In the middle of the Sahara desert, a lush forest in Morocco has become a UNESCO World Heritage site.
The National Park Service says the “elegant and spectacular” landscape was created by an extinct species of forest beetle.
The Forest of the Desert in the Al Gharbi region has been a UNESCO site since the 1930s.
Its significance is based on its unique combination of forests and rainforests, as well as the fact that it is the only forest of its kind in the Sahara.
A forest in its natural state The forest was created as a result of a series of species of tree that had disappeared in the last few hundred years.
This included a species of desert beetle, the forest beetle (P.
In its natural form, the beetle does not attack trees and does not harm them.
But in the late 19th century it changed from being a pest to a beneficial species of insect that could survive in conditions where other insects were unable to.
This meant it was now the main predator of many species of trees, including pine, elm, cypress, ash and beech.
It also helped to protect many areas of the desert.
The beetle was able to survive in desert conditions, and it became an important pest to the animals that depended on them.
Its habitat was also a source of food for desert animals.
But this was only part of its success.
In the mid-19th century, the Desert Forestry Society (DFS) of the French National Forest (FRN) in France began to receive reports from the French desert that a particular species of beetle had become infested with the desert’s many insects.
This species of the forest was called the Desert Forest beetle (A.
It had been introduced to the FRN from the UK by a Dutch company.
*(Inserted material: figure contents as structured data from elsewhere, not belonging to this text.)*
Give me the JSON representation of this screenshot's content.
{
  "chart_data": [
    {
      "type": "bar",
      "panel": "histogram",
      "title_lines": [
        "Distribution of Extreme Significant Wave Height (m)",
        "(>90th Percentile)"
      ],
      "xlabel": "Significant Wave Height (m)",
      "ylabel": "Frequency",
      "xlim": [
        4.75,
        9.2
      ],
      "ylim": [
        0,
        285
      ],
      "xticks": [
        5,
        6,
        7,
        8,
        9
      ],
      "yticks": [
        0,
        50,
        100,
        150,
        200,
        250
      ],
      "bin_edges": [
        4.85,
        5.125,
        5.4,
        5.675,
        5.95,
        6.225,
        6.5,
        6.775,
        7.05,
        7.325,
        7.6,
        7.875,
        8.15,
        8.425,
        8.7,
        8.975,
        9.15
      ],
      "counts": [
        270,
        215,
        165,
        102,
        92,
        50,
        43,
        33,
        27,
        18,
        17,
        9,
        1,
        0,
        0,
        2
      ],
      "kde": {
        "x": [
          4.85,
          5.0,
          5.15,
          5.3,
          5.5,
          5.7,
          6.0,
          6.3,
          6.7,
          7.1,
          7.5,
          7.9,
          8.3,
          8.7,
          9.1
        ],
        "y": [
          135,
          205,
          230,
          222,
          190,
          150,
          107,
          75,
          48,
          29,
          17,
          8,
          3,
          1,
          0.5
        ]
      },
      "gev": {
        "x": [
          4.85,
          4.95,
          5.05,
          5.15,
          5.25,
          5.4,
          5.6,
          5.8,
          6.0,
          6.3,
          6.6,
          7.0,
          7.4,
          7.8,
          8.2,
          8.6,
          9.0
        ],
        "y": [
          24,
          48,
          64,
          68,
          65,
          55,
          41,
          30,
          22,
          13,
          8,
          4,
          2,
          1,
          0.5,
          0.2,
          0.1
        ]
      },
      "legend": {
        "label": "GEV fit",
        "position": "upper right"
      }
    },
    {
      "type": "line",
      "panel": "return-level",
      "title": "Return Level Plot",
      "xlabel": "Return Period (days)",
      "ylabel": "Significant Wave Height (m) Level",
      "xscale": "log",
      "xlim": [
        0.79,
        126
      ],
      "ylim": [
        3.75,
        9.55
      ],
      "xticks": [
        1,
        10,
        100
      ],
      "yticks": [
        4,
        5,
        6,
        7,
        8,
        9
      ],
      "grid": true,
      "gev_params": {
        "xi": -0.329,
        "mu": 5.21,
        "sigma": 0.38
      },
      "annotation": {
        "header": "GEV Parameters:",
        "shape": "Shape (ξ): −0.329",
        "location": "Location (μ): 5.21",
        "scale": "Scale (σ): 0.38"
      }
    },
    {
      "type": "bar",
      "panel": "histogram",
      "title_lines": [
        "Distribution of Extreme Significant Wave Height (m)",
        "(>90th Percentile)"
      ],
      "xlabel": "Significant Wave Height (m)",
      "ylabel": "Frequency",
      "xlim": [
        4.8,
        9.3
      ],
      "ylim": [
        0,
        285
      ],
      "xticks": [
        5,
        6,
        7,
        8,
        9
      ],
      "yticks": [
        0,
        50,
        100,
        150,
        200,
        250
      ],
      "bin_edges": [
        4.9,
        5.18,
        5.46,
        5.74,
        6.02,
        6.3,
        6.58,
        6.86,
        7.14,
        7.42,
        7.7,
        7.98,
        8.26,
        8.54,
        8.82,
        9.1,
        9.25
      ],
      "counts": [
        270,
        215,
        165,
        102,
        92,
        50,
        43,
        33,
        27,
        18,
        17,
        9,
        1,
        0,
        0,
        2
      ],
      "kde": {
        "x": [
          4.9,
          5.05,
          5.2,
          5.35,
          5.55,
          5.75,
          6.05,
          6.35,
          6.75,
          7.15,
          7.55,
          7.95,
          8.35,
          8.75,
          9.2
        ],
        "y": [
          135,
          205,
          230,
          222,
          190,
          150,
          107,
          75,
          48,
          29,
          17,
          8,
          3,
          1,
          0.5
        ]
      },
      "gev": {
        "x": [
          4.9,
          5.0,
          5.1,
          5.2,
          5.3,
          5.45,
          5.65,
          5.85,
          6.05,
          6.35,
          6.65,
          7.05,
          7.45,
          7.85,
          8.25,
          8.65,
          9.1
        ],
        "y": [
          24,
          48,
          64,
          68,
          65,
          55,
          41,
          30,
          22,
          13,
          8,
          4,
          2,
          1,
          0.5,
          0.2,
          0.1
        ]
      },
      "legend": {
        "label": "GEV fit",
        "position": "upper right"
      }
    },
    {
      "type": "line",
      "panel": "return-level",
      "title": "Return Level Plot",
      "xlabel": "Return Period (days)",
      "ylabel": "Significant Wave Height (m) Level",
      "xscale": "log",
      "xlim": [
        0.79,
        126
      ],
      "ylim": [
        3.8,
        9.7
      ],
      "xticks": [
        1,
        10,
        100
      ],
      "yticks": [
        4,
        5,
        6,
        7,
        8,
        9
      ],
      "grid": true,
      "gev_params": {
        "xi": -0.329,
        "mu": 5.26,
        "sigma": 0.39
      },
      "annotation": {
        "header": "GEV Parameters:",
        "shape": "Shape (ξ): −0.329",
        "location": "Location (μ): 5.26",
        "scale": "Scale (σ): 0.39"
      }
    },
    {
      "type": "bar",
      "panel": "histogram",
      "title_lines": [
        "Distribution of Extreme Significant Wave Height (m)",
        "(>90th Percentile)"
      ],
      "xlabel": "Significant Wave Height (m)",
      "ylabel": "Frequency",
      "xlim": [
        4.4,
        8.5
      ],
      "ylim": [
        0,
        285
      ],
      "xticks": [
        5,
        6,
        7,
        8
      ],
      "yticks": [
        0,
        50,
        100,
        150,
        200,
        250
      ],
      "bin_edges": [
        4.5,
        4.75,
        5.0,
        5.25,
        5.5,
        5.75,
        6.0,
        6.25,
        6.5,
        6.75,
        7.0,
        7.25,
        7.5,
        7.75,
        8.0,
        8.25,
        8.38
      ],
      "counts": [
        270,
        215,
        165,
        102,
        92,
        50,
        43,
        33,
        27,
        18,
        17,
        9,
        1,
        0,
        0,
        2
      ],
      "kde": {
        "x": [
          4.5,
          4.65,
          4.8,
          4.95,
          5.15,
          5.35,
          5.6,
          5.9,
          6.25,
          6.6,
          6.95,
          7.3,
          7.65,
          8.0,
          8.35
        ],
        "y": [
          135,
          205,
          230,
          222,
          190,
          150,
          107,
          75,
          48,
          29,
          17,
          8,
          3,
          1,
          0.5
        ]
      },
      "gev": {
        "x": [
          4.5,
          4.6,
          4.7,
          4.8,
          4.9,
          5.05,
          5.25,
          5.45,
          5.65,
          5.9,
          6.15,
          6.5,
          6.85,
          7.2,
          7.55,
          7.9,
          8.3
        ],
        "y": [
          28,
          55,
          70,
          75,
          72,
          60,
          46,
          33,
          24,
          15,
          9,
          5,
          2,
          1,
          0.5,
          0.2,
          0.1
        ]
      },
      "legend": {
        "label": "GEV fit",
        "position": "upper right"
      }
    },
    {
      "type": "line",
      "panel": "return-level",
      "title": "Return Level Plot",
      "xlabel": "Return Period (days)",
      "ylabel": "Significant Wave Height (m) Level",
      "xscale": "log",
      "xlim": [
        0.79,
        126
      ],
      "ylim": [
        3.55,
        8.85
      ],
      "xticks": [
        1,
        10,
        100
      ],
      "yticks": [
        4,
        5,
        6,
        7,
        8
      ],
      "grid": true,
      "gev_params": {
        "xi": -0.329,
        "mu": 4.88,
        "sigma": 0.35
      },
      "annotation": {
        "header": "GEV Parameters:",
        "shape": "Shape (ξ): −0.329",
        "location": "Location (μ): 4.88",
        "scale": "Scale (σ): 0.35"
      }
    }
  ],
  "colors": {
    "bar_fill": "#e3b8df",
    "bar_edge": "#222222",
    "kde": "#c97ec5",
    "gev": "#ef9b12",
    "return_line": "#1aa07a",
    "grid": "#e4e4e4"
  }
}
The beetles would lay their eggs in the wood of trees in the forest and, by day, lay their nests.
The babies would hatch in the autumn, and after a few weeks, the adults would emerge and feed on the young.
This was the first time that the beetles had successfully attacked trees in a way that they could successfully feed on their young.
In response to these reports, the DFS started collecting data from the desert in the early 1950s.
The DFS found that the beetle was very aggressive towards the trees that it was feeding on, and its eggs were eating up much of the vegetation.
It was also causing extensive damage to the vegetation of the forests.
This caused the forests to grow slowly, and the forests were losing their character.
In addition, the beetles were causing massive damage to other species of animals that were also being fed on by the insects.
As a result, the Forest of The Desert was declared a World Heritage Site in 1979.
In 2005, the European Union established a European Convention on Forest Biosecurity to protect this iconic desert forest.
The forest had been listed as a World Conservation Site in 1994, and in 2003 it was included in UNESCO’s World Heritage List of World Heritage Sites.
Since then, it has been protected by several national and international conventions.
Its existence has also been recognised by the World Wildlife Fund.
The forests surrounding the forest are extremely rare and very important, and they represent an important part of Morocco’s biodiversity.
They have provided a vital resource for many different wildlife species and for the local inhabitants.
The main source of income in the area is the forest’s water source, the arid desert.
However, the forests have also played a vital role in supporting agriculture, for example by providing fodder and forage for the animals and for human settlements.
It is also important to note that the forests are not a natural barrier to tourism.
The arid environment is rich in natural resources such as minerals, peat and limestone, which have been mined for many centuries.
The Moroccan Government has developed plans to exploit the forest resources for the development of agriculture, tourism and tourism accommodation.